Jesus is continuing to teach about the dangers of anger and the need to forgive and to seek forgiveness. These verses describe the ritual of offering a sacrifice to God at the Temple, known as the korban. Offering any major sacrifice was a high point of the religious life of a Jewish man in Jesus’ day, perhaps even a once in a lifetime event. This was generally an animal such as a sheep, an expensive offering indeed. Common worshipers would not themselves ever place a gift on the altar, this was reserved for priests. It is likely that this would be one of the only times a layman would ever approach the altar of the Temple. According to the priestly tradition, once the sacrificial ceremony was begun, nothing should be allowed to interrupt it.
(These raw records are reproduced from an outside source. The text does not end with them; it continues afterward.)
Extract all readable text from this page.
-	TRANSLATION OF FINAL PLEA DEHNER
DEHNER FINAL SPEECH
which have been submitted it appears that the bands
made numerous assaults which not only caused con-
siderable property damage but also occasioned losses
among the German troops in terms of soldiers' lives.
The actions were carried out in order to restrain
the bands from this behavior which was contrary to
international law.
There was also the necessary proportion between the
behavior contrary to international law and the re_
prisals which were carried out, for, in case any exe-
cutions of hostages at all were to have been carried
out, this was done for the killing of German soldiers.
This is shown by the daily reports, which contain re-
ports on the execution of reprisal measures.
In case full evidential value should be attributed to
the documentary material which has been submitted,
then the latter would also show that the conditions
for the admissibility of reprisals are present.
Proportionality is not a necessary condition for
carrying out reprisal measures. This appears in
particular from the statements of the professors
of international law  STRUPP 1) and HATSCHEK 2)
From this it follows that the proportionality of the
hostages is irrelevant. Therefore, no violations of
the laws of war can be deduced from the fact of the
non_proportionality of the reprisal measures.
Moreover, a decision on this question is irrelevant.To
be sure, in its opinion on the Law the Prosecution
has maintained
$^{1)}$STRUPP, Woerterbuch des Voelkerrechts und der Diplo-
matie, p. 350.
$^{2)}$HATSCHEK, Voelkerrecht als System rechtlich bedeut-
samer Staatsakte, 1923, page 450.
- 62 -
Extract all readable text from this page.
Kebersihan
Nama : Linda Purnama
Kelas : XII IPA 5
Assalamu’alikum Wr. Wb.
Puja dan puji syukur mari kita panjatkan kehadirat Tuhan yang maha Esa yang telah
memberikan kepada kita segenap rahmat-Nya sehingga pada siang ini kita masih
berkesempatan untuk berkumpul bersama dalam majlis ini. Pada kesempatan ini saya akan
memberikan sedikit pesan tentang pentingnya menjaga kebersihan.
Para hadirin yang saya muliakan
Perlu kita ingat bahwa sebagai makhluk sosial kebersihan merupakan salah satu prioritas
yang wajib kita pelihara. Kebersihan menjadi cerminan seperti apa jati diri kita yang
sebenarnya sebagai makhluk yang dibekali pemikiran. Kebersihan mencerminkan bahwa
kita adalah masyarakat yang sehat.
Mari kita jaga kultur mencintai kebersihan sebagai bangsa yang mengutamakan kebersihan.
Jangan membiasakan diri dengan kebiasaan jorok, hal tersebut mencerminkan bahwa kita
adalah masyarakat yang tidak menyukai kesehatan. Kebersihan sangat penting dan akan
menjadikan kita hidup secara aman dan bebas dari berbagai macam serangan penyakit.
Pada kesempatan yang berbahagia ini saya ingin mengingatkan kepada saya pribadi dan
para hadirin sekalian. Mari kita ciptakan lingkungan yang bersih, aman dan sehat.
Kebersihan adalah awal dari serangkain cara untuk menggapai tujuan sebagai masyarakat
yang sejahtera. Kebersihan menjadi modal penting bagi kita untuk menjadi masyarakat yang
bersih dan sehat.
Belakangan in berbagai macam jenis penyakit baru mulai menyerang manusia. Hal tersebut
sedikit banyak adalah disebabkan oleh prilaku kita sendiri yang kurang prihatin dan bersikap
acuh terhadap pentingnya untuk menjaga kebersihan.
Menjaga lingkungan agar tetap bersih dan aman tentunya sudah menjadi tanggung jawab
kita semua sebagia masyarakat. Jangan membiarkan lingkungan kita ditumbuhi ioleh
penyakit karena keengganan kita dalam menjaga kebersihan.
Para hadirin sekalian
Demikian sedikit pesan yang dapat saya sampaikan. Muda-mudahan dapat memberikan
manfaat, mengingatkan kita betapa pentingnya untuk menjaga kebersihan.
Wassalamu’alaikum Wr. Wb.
What Jesus is believed to be saying is that even if in the middle of this process one realizes that there is a dispute with one’s brother, that it would be better in God’s eyes to go and immediately try to resolve the dispute then to continue with the ritual.
(Information from Wikipedia “https://en.wikipedia.org/w/index.php?title=Matthew_5:23–24&oldid=914230213”)
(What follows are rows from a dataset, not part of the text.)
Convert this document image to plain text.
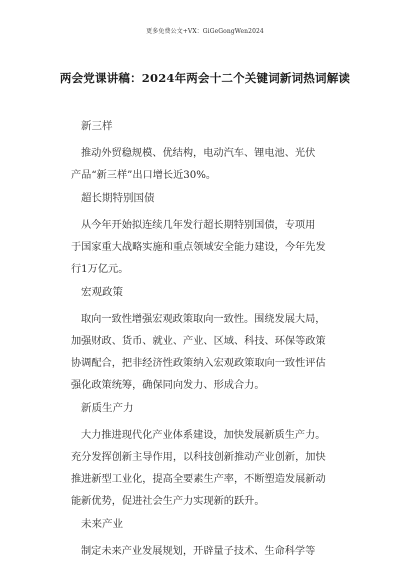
更多免费公文+VX：GiGeGongWen2024
两会党课讲稿：2024年两会十二个关键词新词热词解读
新三样
推动外贸稳规模、优结构，电动汽车、锂电池、光伏
产品“新三样”出口增长近30%。
超长期特别国债
从今年开始拟连续几年发行超长期特别国债，专项用
于国家重大战略实施和重点领域安全能力建设，今年先发
行1万亿元。
宏观政策
取向一致性增强宏观政策取向一致性。围绕发展大局，
加强财政、货币、就业、产业、区域、科技、环保等政策
协调配合，把非经济性政策纳入宏观政策取向一致性评估
强化政策统筹，确保同向发力、形成合力。
新质生产力
大力推进现代化产业体系建设，加快发展新质生产力。
充分发挥创新主导作用，以科技创新推动产业创新，加快
推进新型工业化，提高全要素生产率，不断塑造发展新动
能新优势，促进社会生产力实现新的跃升。
未来产业
制定未来产业发展规划，开辟量子技术、生命科学等
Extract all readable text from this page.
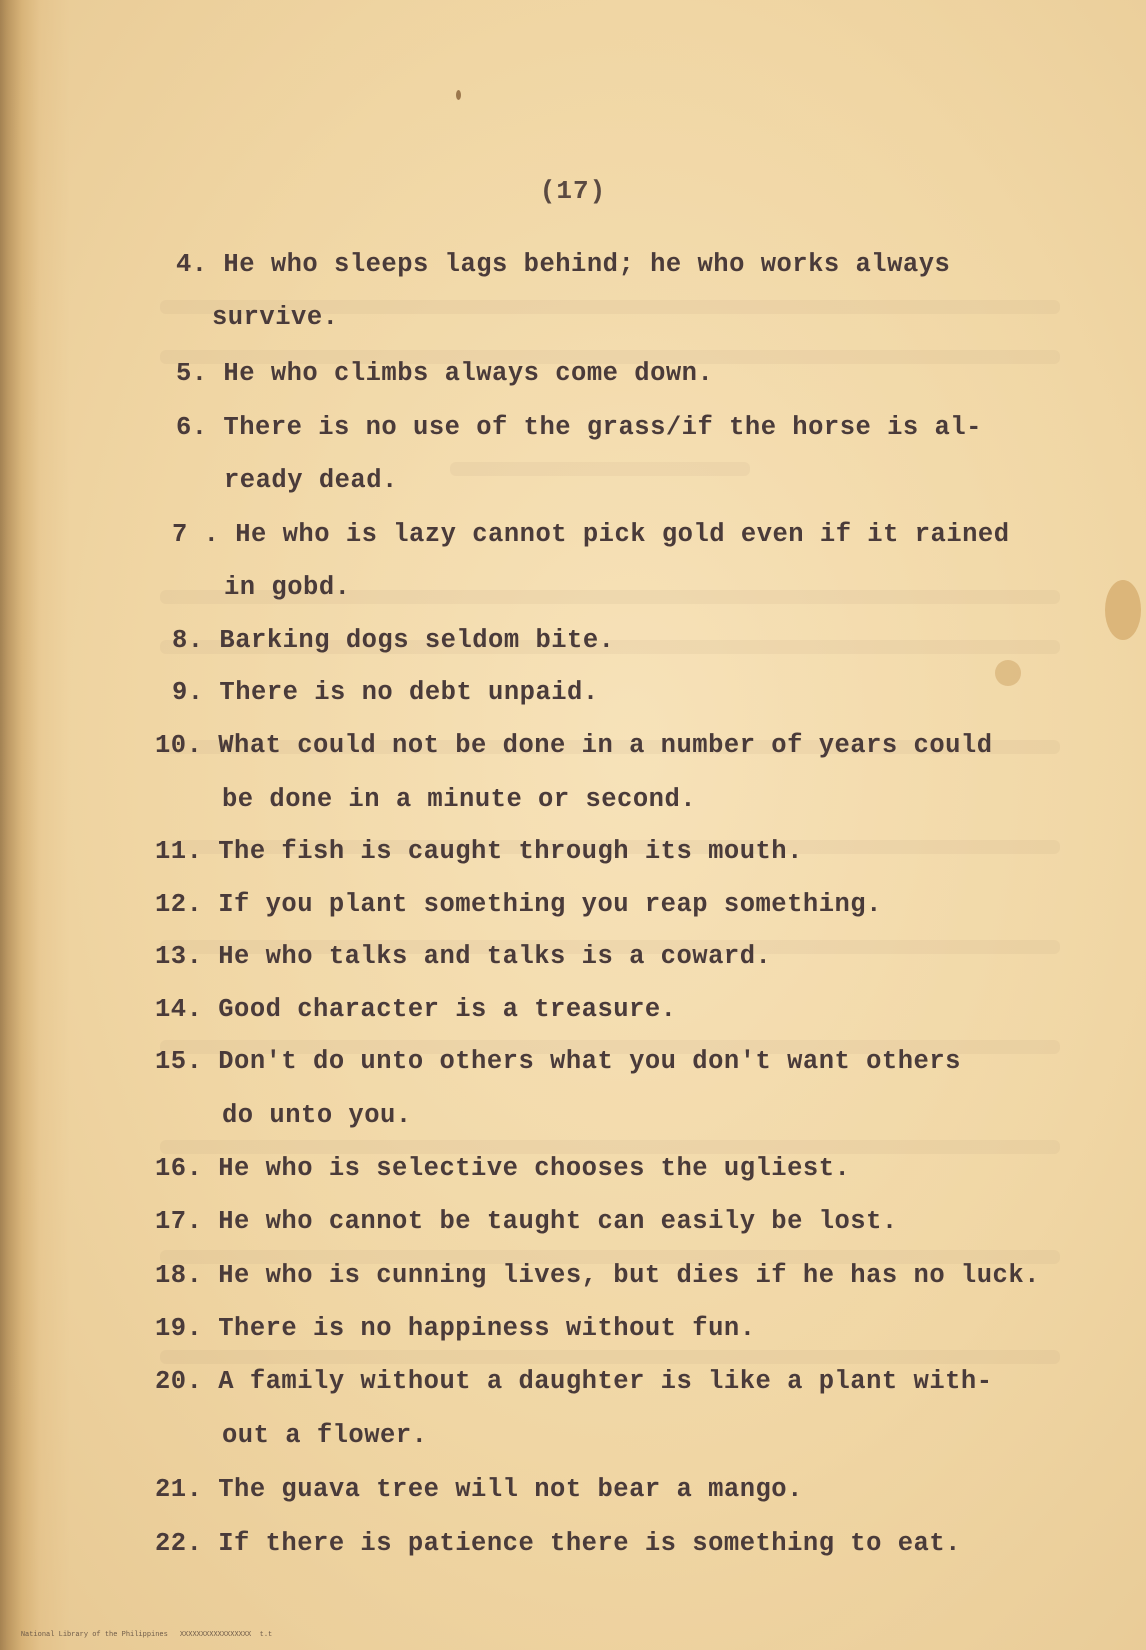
(17)
4. He who sleeps lags behind; he who works always
survive.
5. He who climbs always come down.
6. There is no use of the grass/if the horse is al-
ready dead.
7 . He who is lazy cannot pick gold even if it rained
in gobd.
8. Barking dogs seldom bite.
9. There is no debt unpaid.
10. What could not be done in a number of years could
be done in a minute or second.
11. The fish is caught through its mouth.
12. If you plant something you reap something.
13. He who talks and talks is a coward.
14. Good character is a treasure.
15. Don't do unto others what you don't want others
do unto you.
16. He who is selective chooses the ugliest.
17. He who cannot be taught can easily be lost.
18. He who is cunning lives, but dies if he has no luck.
19. There is no happiness without fun.
20. A family without a daughter is like a plant with-
out a flower.
21. The guava tree will not bear a mango.
22. If there is patience there is something to eat.

National Library of the Philippines XXXXXXXXXXXXXXXXX  t.t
This verse is sometimes misunderstood. One friend was astounded when she was accosted by a fellow church member just as the communion service was starting. It seems that this lady had unwittingly offended this man and now the man felt compelled to confront the lady so that he could then take communion. Dumping your gunny sack of hurts on someone is NOT what Jesus meant! If someone offends you, forgive them, whether or not they seek forgiveness. But here Jesus is speaking about a situation in which you are the offender and you know yourself to have offended. In that case, Jesus says that seeking forgiveness from your brother is more important than any religious ritual, no matter how significant. For if you do not seek forgiveness from your brother when you know you have actually offended him, your sacrifice will be meaningless.
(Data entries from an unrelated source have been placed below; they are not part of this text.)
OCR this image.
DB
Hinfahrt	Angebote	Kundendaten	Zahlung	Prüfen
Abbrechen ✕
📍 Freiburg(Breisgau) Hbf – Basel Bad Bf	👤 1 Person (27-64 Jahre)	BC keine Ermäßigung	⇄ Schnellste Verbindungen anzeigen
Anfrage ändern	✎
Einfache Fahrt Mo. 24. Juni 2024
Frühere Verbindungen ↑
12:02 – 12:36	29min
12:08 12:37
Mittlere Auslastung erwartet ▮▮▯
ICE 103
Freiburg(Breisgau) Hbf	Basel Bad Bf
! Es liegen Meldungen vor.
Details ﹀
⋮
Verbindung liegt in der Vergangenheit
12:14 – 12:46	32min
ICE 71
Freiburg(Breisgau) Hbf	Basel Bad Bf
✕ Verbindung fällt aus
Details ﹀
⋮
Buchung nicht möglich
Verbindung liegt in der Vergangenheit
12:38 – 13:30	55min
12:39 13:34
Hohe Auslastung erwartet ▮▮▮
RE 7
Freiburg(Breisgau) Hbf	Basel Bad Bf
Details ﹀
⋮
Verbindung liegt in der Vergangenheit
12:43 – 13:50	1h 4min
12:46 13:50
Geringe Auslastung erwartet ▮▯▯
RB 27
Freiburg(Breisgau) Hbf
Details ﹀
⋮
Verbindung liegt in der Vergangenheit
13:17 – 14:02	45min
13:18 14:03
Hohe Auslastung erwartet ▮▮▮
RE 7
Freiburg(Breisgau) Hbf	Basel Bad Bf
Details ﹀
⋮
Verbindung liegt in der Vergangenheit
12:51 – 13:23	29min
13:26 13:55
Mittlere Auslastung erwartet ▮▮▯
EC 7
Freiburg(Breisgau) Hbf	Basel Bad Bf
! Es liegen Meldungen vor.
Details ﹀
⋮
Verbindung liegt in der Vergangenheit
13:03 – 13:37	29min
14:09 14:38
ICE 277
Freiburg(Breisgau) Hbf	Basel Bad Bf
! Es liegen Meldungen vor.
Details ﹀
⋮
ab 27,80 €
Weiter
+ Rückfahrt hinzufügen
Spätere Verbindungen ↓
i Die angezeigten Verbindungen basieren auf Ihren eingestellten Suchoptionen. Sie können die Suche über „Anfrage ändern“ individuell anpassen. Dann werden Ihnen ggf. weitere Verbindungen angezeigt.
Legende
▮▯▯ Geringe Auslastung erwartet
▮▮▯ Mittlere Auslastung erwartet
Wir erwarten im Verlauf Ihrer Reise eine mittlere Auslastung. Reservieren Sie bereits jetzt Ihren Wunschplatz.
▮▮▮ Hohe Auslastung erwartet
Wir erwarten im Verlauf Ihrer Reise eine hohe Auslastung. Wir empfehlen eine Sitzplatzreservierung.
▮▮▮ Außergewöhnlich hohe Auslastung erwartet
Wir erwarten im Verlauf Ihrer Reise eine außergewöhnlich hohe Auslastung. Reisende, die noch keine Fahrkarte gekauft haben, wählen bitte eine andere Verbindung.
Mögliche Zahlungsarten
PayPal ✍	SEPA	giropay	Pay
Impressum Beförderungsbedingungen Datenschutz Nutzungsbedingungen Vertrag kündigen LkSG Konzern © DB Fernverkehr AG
“But what if I have done nothing wrong and my brother has chosen to be offended anyway? How can I tell if or when I need to ask forgiveness?” This question is a thorny one, for each of us can name acquaintances who take offense when none was intended. In such a case, you need to pray and ask the Holy Spirit to guide you and to give you the words and the timing. There is a time to speak and a time to remain silent. But you can pray while you are waiting for further guidance. Pray that God will bring his perfect solution to your situation. You must realize, however, that sometimes you may attempt reconciliation and the other person will absolutely refuse to accept it.
When we were first beginning our missionary training, we were in a group with several missionary families from different mission agencies. Thrilled to be getting exposure to language learning and cross – cultural adaptation, we plunged into the training with unbridled enthusiasm. But one of the missionary wives was suffering. Unfortunately, this dear lady had a number of unresolved emotional issues that were surfacing due to the stress of the training, and she was unhappy and afraid. What we failed to realize was that she resented both of us, particularly me, because we were working with language learning and she was struggling. I am a gifted language learner. I can take no credit for this; I might as well say that I have brown hair and grey eyes, and I can’t take any credit for those either. But we were in the same language learning group together and this lady hated me for assimilating the material with enthusiasm. Later, when the leaders misguidedly decided that it would be great if everyone bared their grievances, this lady attacked me publicly in such a pointed fashion that everyone knew she was speaking about me. I tried to reconcile with this lady, but her resentment had grown to such enormous proportions that it was impossible. I had come to represent everything she hated and feared about going to the mission field because I appeared to be coping well and she was not. In such a situation, closure became impossible and we had to complete the training program with this situation unresolved. I did try as much as I could to reconcile; the offer was there but this lady refused to accept it.
PRAYER: Father, thank you that when you ask us to do something, there must be a way to accomplish it. Please help us to recognize when we have offended someone and to reconcile as quickly as possible. And help us to forgive as quickly as possible and not to treasure up any hurts but to quickly put them under the blood of Jesus. In Jesus’ precious Name. Amen.